5. nicht das Formular gemäß Anhang V zur Verordnung vorgelegt worden ist,

 

6. elektronisch gesammelte Unterstützungsbekundungen offenkundig nicht mit dem Zentralen Online-Sammelsystem oder einem individuellen Onlinesystem gesammelt worden sind oder

 

7. die Unterstützungsbekundungen mit einem Online-Sammelsystem gesammelt worden sind, für das keine Bescheinigung gemäß Art. 11 Abs. 3 der Verordnung ausgestellt worden ist.“

 

7. § 3 Abs. 5 Z 3 lautet:

 

„3. die Unterstützungsbekundungen nicht in Entsprechung der Frist gemäß Art. 12 Abs. 2 der Verordnung gesammelt worden sind,“

 

8. In § 3 Abs. 6 und Abs. 7 wird jeweils die Wortfolge „Art. 8 Abs. 2“ durch die Wortfolge „Art. 12 Abs. 5“ ersetzt.

 

9. In § 4 Abs. 1 wird die Wortfolge „einem Organisator“ durch die Wortfolge „einer Organisatorengruppe“ ersetzt.

 

10. § 5 Abs. 1 lautet:

 

„(1) Eine für die Organisatorengruppe handelnde Person begeht, sofern das Verhalten nicht den Tatbestand einer in die Zuständigkeit der Gerichte fallenden strafbaren Handlung bildet, in Österreich eine Verwaltungsübertretung und ist von der Bezirksverwaltungsbehörde mit einer Geldstrafe bis zu 3 600 Euro oder mit Freiheitsstrafe bis zu sechs Wochen zu bestrafen, wenn sie entgegen der Verordnung falsche Erklärungen abgibt (Art. 5 Abs. 6 lit. a der Verordnung), indem sie

 

1. beim Sammeln von Unterstützungsbekundungen in Österreich die Formulare gemäß Anhang III zur Verordnung nicht entsprechend Art. 9 Abs. 2 der Verordnung ausfüllt,

 

2. bei Vorlage der Nachweise zum Online-Sammelsystem (§ 2 Abs. 2) falsche Angaben zu den mit der Durchführungsverordnung verabschiedeten technischen Spezifikationen macht oder

 

3. bei Vorlage von Unterstützungsbekundungen gemäß § 3 Abs. 1 auf dem Formular gemäß Anhang V zur Verordnung falsche Angaben macht.“

 

11. In § 6 wird die Wortfolge „gemäß Art. 4 Abs. 1 der Verordnung angemeldet worden ist“ durch die Wortfolge „gemäß Art. 6 der Verordnung registriert worden ist“ ersetzt.

 

12. In der Überschrift zu § 10 wird das Wort „Inkrafttreten“ durch die Wortfolge „Inkrafttreten und Außerkrafttreten“ ersetzt.

 

13. § 10 wird folgender Abs. 5 angefügt:

 

„(5) Im Inhaltsverzeichnis die Wortfolge „Individuelle Online-Sammelsysteme“ in § 2 und die Wortfolge „Inkrafttreten und Außerkrafttreten“ in § 10, § 1, die Wortfolge „Individuelle Online-Sammelsysteme“ in der Überschrift zu § 2, §§ 2 Abs. 1,2, 3 und 4, 3 Abs. 1, 2, 3, 5 Z 3 und die Wortfolge „Art. 12 Abs. 5“ in Abs. 6 und Abs. 7, die Wortfolge „von einer Organisatorengruppe“ in § 4 Abs. 1, § 5 Abs. 1, die Wortfolge „gemäß Art. 6 der Verordnung registriert worden ist“ in § 6, die Wortfolge „Inkrafttreten und Außerkrafttreten“ in der Überschrift zu § 10 und Abs. 5 in der Fassung des Bundesgesetzes BGBl.

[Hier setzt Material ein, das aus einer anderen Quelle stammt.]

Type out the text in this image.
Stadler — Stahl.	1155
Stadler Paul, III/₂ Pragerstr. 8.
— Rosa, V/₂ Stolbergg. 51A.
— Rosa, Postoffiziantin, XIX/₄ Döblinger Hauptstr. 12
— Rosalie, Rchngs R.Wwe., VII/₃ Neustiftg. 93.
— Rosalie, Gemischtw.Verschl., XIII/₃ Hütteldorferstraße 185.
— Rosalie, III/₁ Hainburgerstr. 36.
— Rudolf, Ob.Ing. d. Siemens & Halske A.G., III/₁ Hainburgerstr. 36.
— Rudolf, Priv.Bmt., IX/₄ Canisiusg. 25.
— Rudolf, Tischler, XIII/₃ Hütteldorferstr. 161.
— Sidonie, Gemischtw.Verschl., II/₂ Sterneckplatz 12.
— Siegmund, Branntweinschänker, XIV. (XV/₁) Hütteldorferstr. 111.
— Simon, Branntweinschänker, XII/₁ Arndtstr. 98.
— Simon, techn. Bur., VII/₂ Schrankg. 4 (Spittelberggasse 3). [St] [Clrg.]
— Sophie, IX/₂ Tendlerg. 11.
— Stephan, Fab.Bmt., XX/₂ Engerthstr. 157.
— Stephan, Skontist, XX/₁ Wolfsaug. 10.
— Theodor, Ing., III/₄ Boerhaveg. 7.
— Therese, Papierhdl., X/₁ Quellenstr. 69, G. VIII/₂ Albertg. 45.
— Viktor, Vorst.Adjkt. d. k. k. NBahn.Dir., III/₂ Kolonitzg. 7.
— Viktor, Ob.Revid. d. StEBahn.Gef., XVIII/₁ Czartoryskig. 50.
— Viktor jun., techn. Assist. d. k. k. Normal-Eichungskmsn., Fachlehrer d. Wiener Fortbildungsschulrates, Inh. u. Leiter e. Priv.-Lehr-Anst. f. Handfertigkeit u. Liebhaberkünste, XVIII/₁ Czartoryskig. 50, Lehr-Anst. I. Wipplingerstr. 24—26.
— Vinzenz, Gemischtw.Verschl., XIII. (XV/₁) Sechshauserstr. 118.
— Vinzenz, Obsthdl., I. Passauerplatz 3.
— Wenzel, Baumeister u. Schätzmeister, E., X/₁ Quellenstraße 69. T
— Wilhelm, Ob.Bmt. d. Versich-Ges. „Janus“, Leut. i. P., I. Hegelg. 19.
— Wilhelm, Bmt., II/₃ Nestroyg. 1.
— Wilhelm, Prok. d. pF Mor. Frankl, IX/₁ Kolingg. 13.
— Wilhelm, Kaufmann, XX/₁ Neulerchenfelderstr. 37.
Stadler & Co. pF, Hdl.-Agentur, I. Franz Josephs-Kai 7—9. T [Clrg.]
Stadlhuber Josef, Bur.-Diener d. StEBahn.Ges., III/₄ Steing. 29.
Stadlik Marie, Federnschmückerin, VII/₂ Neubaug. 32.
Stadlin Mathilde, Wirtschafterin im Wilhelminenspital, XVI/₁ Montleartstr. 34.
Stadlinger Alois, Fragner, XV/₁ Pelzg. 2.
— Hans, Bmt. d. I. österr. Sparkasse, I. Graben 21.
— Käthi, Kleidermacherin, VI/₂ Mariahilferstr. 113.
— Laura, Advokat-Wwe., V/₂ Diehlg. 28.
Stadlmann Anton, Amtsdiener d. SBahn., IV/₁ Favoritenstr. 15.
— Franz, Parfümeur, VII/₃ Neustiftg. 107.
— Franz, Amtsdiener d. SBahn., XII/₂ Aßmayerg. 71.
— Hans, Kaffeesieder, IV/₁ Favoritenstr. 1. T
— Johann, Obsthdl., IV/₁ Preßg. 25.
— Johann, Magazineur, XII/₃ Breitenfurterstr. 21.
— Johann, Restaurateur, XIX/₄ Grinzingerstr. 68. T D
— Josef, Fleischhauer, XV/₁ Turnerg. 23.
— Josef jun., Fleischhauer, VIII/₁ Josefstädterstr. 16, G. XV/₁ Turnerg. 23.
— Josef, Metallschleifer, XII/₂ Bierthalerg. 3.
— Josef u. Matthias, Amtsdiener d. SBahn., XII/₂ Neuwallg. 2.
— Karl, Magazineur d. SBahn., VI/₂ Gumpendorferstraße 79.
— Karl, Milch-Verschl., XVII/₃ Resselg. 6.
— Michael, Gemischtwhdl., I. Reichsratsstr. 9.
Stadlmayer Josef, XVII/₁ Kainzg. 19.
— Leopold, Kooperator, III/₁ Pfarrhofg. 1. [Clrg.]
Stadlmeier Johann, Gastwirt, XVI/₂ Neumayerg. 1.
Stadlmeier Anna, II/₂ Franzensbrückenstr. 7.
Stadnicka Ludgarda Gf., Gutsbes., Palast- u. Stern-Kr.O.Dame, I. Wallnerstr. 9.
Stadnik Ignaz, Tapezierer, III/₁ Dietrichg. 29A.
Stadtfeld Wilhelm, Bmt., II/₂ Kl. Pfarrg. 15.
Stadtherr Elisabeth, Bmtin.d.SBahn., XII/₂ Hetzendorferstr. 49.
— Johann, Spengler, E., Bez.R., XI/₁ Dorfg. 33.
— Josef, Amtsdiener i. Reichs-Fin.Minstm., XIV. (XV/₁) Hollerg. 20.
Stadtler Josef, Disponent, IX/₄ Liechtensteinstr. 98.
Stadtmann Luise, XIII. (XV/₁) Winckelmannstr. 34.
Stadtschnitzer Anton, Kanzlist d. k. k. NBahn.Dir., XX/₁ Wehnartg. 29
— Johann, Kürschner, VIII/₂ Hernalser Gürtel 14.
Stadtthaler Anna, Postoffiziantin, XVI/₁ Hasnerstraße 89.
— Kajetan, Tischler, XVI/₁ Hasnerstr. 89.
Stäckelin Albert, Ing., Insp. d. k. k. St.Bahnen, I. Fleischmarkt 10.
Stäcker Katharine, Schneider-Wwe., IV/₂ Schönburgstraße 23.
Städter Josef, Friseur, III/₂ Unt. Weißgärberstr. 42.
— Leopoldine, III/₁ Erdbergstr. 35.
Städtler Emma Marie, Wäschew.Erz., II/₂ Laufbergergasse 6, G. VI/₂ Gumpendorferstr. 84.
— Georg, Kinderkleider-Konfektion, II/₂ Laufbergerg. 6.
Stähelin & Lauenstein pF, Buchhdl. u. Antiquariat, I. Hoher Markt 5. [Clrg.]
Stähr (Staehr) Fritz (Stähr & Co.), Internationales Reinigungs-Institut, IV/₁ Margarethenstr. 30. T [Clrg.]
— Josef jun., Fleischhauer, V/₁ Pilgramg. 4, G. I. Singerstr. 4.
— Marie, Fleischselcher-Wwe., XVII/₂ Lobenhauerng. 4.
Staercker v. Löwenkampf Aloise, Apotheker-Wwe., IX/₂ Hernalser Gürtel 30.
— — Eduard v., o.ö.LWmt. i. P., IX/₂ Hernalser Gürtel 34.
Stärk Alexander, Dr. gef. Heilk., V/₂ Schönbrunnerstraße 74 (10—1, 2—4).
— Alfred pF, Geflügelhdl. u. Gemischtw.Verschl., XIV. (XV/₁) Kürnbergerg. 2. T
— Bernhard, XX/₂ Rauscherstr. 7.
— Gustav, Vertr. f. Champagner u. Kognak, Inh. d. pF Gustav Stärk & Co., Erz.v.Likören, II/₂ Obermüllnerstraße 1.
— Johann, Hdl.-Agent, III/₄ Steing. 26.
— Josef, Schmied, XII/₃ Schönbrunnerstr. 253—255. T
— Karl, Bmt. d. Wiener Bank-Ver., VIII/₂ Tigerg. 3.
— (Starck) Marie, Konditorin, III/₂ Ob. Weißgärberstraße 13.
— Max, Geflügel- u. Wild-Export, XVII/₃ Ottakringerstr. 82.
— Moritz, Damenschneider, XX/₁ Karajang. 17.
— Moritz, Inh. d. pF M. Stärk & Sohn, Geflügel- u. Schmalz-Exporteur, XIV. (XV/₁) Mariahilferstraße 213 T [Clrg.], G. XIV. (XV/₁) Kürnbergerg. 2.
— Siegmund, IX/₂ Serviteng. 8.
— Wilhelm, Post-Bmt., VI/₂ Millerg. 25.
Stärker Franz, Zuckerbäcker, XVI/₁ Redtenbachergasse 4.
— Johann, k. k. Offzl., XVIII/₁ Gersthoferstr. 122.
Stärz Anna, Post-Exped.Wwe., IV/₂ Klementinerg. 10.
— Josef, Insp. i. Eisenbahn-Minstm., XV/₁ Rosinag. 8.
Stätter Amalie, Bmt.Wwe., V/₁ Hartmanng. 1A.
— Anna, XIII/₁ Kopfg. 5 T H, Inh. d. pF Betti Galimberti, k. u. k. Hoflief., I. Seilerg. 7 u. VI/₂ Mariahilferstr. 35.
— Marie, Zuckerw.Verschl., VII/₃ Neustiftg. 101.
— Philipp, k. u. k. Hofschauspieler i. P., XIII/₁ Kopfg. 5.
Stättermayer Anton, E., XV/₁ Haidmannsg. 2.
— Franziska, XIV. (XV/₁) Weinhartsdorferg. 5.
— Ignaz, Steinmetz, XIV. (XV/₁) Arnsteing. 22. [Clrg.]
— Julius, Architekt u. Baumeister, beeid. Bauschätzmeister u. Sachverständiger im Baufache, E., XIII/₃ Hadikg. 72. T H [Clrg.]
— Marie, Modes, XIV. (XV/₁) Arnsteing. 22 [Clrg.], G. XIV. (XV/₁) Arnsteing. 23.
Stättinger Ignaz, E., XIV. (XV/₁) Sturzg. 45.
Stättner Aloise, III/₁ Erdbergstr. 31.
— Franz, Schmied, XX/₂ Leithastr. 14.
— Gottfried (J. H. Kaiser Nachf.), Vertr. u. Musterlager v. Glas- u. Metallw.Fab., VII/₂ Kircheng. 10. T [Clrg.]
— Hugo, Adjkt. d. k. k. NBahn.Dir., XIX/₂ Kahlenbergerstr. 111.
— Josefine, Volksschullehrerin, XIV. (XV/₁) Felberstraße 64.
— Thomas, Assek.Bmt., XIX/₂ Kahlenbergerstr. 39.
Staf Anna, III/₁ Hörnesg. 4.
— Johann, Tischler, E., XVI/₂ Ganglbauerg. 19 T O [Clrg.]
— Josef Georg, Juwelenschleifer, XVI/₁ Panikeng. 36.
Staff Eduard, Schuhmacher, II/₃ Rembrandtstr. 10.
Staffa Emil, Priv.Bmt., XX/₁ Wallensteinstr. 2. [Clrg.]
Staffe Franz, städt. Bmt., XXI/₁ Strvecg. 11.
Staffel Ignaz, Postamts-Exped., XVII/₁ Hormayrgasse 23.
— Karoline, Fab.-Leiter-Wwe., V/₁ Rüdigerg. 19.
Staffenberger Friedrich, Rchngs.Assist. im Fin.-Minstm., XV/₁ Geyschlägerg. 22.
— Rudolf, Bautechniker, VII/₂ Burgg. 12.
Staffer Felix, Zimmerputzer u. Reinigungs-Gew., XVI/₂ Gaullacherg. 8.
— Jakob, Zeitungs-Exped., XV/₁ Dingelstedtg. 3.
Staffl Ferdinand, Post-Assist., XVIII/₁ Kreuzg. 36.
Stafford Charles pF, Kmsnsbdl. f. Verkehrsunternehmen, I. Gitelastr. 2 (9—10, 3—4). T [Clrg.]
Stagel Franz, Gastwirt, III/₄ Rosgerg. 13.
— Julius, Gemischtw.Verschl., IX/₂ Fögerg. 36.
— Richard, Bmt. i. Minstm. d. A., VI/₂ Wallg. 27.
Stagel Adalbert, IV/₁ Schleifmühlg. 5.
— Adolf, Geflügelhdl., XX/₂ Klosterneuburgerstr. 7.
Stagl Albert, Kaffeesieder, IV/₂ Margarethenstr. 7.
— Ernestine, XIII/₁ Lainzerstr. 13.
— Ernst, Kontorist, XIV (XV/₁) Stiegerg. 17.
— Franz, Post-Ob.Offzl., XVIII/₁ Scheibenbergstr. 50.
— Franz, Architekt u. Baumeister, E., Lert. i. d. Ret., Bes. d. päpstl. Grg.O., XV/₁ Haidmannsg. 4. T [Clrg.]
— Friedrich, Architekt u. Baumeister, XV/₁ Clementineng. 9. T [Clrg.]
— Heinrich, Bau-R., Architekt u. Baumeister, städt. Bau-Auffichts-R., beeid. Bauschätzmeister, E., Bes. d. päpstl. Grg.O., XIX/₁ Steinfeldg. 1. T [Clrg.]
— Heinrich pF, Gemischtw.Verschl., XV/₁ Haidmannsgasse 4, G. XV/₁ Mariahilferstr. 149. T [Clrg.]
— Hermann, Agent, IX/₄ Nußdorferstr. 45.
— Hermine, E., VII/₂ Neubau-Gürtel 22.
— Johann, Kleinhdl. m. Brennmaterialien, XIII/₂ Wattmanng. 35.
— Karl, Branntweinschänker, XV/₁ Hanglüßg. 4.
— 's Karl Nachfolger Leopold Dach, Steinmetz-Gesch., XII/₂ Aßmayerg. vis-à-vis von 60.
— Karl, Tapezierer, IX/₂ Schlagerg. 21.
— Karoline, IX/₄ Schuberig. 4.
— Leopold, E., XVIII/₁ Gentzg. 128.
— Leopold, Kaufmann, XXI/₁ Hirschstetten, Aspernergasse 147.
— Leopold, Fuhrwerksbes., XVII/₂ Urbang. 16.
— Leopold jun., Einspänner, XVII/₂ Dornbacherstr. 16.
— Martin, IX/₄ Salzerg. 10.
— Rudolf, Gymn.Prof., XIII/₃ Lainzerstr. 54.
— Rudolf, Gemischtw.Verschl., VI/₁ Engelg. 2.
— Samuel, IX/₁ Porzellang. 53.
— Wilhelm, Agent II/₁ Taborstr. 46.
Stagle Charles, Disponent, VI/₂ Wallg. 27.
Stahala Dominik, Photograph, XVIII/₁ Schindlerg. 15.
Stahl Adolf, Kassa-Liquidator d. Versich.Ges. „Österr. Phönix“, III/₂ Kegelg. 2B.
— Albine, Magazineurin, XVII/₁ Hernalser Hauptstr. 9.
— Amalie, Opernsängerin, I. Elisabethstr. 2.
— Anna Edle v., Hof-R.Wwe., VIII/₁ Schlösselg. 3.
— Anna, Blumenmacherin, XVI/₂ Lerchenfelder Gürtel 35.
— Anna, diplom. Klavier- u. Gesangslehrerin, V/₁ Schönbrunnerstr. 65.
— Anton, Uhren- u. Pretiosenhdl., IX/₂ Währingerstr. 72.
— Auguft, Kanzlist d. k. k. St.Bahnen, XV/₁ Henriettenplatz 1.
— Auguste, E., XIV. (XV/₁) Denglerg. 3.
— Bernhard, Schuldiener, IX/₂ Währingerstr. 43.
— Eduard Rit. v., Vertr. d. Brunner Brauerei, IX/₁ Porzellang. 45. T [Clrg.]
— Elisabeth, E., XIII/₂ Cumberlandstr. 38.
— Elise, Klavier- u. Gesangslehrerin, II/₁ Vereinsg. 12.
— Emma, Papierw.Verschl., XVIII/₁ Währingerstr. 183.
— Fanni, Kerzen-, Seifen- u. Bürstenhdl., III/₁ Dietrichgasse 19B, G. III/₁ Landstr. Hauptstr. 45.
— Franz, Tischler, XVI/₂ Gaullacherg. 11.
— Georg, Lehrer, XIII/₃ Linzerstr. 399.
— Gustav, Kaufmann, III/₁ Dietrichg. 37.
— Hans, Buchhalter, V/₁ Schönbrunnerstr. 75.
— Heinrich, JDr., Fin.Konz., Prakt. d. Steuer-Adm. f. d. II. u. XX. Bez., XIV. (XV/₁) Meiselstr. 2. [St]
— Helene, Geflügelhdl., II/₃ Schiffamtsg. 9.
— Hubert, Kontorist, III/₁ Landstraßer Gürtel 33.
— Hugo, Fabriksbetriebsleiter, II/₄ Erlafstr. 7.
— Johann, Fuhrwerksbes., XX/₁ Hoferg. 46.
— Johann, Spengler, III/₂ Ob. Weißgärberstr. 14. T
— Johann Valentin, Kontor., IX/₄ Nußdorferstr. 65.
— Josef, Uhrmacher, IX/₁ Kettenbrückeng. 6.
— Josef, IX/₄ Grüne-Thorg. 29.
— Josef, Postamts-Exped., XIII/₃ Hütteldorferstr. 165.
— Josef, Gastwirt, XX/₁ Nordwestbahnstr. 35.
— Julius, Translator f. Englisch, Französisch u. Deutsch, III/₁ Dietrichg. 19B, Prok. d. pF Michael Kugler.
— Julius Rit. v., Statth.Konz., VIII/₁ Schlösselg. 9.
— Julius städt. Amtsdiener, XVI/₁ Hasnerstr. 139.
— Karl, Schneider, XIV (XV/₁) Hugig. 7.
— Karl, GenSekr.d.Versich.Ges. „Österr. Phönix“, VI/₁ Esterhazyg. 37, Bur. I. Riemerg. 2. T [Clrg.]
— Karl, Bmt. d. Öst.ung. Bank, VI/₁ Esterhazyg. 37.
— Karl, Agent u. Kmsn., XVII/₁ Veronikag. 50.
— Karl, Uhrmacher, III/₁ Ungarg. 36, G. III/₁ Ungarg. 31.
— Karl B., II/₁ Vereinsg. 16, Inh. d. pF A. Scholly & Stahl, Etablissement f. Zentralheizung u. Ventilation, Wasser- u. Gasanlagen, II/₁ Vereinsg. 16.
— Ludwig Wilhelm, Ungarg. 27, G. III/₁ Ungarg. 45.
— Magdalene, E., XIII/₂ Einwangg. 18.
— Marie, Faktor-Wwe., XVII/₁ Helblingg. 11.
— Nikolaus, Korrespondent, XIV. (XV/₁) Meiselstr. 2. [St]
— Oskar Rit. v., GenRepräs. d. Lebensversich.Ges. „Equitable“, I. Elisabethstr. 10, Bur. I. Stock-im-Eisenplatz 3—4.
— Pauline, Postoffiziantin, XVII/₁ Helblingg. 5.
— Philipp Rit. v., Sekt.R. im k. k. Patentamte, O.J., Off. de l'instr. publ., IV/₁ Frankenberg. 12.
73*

I Nr. XXX/20XX treten mit XX. XXXX 20XX in Kraft. § 2 tritt mit 31. März 2024 außer Kraft.“

 

 

 

 

Begründung

 

Die Verordnung (EU) Nr. 211/2011 über die Bürgerinitiative wurde im Jahr 2019 durch eine neue Verordnung, die Verordnung (EU) 2019/788 über die Europäische Bürgerinitiative, ersetzt, die jedoch auf dem bisherigen Regelwerk basiert und dadurch de facto eher einer Novellierung gleichkommt. Dieser „Novellierung“ waren Initiativen mehrerer Mitgliedsstaaten, darunter Österreich, Deutschland, Luxemburg und Finnland, vorangegangen, die in der Evaluierungsphase des Jahres 2015 auf eine Novellierung der seinerzeitigen Verordnung gedrängt haben.

 

Kernpunkt der neuen Verordnung ist eine Regelung, aufgrund welcher für jene Organisatorengruppen, die eine Europäische Bürgerinitiative angemeldet haben, in Hinkunft von der Europäischen Kommission von Amtswegen ein kostenloses Online-Sammelsystem bereitgestellt wird. Daneben enthält die neue Verordnung für Organisatorengruppen zahlreiche Erleichterungen oder Klarstellungen, etwa hinsichtlich des Fristengefüges oder der Einrichtung von nationalen Kontaktstellen. Die in der Verordnung vorgesehene Ermächtigung der Mitgliedstaaten, das Mindestalter für die Unterstützung einer Initiative auf 16 Jahre festsetzen können, kommt für Österreich nicht zum Tragen, da das Mindestalter zur Ausübung des aktiven Wahlrechts bei Wahlen zum Europäischen Parlament ohnedies bereits bei 16 Jahren liegt.

 

Inhaltlich sind die Auswirkungen der neuen Verordnung auf das in Österreich verankerte Prozedere bei der Überprüfung von Unterstützungsbekundungen sehr gering. Dennoch wäre eine ausschließlich unmittelbare Anwendung der Verordnung ohne ein begleitendes innerstaatliches Gesetz für einen rechtskonformen Vollzug der Verordnung nicht ausreichend. Auch für die ursprüngliche Verordnung (EU) Nr. 211/2011 hatte der Gesetzgeber seinerzeit das Europäische-Bürgerinitiative-Gesetz (EBIG) erlassen. Eine Novellierung des EBIG erscheint nun durch die mit der Verordnung (EU) 2019/788 sowie mit der Durchführungsverordnung (EU) 2019/1799 zum Teil geänderte Terminologie sowie durch diverse Detailänderungen unabdingbar.

 

Ein zeitlicher Gleichklang zwischen dem Inkrafttreten der neuen EU-Verordnung per 1. Jänner 2020 und der gegenständlichen Novelle wäre anzustreben gewesen, ein Inkrafttreten zu einem geringfügig späteren Zeitraum hat jedoch keine Auswirkung, weil es in den ersten Monaten des Jahres 2020 denkunmöglich ist, dass Organisatorengruppen die Überprüfung von Unterstützungsbekundungen bereits nach der neuen Rechtslage bei der Bundeswahlbehörde beantragen könnten.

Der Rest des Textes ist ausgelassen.